The fund, Maison Capital’s fifth, raised capital commitments from limited partners (LPs) including Chinese government-led funds, state-owned enterprises, insurance companies, funds of funds (FOFs), and high-net-worth individuals (HNWIs).
Its investors also include qualified foreign limited partners (QFLPs), which refer to foreign institutions qualified to make private equity (PE) investments in China. Over 80% of LPs in the new fund are institutional investors, it said in a statement.
Founded in 2004, with offices in Beijing, Shenzhen, and Hong Kong, Maison Capital now manages five RMB funds and one US dollar fund. The firm announced in September 2018 the final close of its debut USD fund at $200 million with support from the World Bank’s private sector arm IFC; DEG, a unit of German state development bank KfW; Italy’s top insurer Assicurazioni Generali; and asset manager Schroder Adveq.

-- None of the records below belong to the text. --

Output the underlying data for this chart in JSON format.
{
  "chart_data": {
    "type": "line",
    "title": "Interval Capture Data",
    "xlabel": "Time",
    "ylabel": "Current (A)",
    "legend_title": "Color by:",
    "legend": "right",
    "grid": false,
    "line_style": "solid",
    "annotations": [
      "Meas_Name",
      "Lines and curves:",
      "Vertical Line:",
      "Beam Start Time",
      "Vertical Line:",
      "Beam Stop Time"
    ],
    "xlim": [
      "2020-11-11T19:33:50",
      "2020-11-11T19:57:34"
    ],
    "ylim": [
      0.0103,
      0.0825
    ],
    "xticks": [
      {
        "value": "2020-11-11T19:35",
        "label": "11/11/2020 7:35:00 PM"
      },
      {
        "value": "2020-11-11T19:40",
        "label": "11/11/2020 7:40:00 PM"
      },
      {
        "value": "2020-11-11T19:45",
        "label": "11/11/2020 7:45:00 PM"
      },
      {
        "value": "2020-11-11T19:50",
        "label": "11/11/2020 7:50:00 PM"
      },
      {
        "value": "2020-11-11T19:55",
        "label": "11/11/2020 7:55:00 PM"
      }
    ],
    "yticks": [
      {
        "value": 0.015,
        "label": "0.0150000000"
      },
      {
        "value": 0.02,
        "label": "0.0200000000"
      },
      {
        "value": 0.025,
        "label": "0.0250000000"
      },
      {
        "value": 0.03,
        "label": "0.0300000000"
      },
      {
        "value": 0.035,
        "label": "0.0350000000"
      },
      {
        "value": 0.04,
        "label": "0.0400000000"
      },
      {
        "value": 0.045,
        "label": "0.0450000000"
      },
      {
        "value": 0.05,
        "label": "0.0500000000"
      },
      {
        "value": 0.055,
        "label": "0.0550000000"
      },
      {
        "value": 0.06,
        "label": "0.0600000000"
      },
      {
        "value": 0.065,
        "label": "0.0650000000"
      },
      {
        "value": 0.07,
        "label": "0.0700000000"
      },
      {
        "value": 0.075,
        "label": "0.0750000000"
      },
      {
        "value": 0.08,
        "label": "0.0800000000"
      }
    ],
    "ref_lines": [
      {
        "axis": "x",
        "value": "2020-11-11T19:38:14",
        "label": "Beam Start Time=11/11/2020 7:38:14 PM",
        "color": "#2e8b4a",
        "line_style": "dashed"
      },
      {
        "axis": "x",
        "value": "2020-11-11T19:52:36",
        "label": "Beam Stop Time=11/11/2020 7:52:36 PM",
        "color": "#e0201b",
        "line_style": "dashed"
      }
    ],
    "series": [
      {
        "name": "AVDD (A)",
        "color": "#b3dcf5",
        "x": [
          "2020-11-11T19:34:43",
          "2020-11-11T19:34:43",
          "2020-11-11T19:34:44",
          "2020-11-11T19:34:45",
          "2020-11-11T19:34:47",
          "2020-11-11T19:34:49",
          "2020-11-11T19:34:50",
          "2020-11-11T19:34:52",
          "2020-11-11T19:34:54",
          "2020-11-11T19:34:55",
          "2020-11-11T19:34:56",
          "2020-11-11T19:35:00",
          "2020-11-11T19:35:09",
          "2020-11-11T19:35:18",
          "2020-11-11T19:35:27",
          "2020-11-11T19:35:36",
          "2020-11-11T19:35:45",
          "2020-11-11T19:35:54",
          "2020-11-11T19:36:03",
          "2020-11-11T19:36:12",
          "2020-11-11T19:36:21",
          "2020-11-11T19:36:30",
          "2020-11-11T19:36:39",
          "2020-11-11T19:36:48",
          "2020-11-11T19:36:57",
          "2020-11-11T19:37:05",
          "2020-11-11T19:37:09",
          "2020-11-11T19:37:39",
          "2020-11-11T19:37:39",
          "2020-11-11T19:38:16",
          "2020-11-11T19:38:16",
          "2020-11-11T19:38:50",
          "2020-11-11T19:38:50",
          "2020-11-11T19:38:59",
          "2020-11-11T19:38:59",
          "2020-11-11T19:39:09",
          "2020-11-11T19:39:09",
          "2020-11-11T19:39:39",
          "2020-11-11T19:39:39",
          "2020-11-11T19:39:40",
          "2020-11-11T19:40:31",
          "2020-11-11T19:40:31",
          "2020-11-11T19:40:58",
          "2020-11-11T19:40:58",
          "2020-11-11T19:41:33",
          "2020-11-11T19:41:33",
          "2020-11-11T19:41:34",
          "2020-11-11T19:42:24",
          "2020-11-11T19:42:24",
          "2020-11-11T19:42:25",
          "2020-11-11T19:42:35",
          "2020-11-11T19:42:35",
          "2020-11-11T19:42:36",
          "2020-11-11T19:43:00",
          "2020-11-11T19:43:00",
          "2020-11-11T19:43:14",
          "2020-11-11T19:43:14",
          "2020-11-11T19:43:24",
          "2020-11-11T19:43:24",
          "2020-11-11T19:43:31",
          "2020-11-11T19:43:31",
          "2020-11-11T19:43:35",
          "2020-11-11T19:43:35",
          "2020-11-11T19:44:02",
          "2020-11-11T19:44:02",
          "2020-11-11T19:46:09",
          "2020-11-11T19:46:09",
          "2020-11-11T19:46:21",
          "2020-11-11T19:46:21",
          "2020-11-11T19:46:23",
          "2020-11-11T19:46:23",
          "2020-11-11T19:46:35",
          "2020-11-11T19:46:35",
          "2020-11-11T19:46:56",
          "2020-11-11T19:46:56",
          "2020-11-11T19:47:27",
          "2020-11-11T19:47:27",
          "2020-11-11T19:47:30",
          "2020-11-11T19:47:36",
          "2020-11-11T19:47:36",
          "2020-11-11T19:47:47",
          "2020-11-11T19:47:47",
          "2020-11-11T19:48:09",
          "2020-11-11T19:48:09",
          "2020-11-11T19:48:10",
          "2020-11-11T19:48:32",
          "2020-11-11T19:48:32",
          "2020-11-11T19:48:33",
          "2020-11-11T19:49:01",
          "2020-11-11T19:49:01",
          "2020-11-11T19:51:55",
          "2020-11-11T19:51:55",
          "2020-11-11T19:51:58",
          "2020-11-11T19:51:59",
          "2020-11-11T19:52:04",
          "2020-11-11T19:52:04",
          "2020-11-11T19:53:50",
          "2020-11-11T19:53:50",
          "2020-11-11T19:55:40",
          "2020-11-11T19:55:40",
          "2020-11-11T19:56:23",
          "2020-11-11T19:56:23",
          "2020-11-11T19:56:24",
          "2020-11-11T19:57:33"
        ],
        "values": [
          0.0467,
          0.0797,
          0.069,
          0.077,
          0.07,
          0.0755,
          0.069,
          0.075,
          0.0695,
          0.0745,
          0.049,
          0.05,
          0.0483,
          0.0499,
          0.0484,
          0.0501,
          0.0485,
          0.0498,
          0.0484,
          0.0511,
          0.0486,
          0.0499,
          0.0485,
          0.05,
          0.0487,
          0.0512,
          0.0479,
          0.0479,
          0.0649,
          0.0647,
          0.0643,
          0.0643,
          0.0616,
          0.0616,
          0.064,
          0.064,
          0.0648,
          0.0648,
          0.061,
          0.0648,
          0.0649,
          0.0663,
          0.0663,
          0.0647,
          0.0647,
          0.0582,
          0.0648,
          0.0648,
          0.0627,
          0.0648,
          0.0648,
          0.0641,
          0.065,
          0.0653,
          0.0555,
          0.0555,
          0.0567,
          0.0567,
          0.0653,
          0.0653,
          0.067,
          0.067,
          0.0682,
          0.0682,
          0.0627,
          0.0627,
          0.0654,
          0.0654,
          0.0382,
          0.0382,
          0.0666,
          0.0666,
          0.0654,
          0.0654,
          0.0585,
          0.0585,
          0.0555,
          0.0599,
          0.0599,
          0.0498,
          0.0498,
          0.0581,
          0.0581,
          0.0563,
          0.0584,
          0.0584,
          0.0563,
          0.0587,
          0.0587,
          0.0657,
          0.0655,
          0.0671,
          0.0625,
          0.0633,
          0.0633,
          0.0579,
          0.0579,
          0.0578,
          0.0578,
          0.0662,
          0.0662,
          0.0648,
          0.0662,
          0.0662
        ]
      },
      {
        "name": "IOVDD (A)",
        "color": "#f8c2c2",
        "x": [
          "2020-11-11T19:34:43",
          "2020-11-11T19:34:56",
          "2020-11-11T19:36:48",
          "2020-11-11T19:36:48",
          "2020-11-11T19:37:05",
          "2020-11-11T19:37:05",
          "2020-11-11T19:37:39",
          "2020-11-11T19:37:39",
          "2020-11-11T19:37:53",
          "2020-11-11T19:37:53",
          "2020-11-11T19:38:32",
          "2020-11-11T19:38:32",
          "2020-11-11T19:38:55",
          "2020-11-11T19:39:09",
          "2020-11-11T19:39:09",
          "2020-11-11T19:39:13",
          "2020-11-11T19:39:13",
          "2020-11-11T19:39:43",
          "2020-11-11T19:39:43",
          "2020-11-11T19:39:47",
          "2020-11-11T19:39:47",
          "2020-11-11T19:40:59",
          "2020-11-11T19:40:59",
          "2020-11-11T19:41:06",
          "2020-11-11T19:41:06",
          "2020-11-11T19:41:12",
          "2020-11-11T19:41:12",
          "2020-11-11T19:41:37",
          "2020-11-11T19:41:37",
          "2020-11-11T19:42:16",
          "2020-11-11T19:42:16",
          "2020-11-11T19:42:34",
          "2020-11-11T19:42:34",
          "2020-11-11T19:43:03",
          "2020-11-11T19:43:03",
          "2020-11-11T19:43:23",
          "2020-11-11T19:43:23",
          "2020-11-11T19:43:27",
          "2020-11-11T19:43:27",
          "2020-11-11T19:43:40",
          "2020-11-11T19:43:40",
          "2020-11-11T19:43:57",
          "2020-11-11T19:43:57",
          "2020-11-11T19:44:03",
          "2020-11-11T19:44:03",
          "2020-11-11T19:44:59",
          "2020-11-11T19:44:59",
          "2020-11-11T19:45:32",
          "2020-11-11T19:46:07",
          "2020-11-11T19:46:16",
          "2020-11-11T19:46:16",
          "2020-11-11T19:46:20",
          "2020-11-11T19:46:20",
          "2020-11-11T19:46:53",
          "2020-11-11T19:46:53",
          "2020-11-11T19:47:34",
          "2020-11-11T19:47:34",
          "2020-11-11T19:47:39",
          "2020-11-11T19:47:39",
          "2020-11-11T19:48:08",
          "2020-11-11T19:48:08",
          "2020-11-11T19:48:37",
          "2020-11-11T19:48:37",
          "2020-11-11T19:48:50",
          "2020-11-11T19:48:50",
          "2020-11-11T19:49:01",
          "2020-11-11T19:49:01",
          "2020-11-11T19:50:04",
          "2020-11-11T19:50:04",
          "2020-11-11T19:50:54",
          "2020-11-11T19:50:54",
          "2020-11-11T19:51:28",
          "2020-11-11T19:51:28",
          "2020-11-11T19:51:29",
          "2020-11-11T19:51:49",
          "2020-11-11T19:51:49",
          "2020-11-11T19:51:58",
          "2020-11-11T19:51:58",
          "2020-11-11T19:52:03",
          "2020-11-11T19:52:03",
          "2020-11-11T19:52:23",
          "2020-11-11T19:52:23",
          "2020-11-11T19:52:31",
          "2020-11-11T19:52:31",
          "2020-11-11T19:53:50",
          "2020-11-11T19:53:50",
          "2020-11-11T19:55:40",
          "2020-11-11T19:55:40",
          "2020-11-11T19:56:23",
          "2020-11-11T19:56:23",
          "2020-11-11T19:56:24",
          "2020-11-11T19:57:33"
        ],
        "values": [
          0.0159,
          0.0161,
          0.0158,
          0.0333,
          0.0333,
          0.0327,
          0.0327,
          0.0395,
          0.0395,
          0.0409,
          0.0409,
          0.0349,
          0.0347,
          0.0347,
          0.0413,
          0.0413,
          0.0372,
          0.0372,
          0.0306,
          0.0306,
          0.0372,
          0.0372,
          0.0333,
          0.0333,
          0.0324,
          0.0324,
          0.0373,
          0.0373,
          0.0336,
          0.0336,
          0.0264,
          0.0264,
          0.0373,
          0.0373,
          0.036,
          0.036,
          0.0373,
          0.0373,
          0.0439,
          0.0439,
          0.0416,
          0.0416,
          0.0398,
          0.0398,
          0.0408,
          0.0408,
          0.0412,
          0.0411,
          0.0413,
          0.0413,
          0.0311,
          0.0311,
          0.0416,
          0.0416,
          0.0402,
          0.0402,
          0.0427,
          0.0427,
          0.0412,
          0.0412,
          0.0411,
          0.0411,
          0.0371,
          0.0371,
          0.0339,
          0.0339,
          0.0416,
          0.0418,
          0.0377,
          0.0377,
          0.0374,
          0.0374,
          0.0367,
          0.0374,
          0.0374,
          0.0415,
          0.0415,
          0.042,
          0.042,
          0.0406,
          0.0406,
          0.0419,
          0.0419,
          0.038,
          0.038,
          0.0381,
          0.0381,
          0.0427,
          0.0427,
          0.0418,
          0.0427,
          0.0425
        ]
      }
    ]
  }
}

It has built a portfolio of firms such as yoghurt brand Simple Love; Chinese state-owned wind turbine maker Goldwind Science & Technology; medical devices manufacturer SonoScape Medical Corp; and Transsion, a Chinese firm that sells smartphones in South Africa; as well as Transsion’s music streaming service Boomplay.
Some of the firm’s latest bets include Insilico Medicine, a Hong Kong-based startup that uses artificial intelligence (AI) for drug discovery; clinical-stage drug maker Elpiscience Biopharma; and biotherapeutics firm HiFiBiO Therapeutics.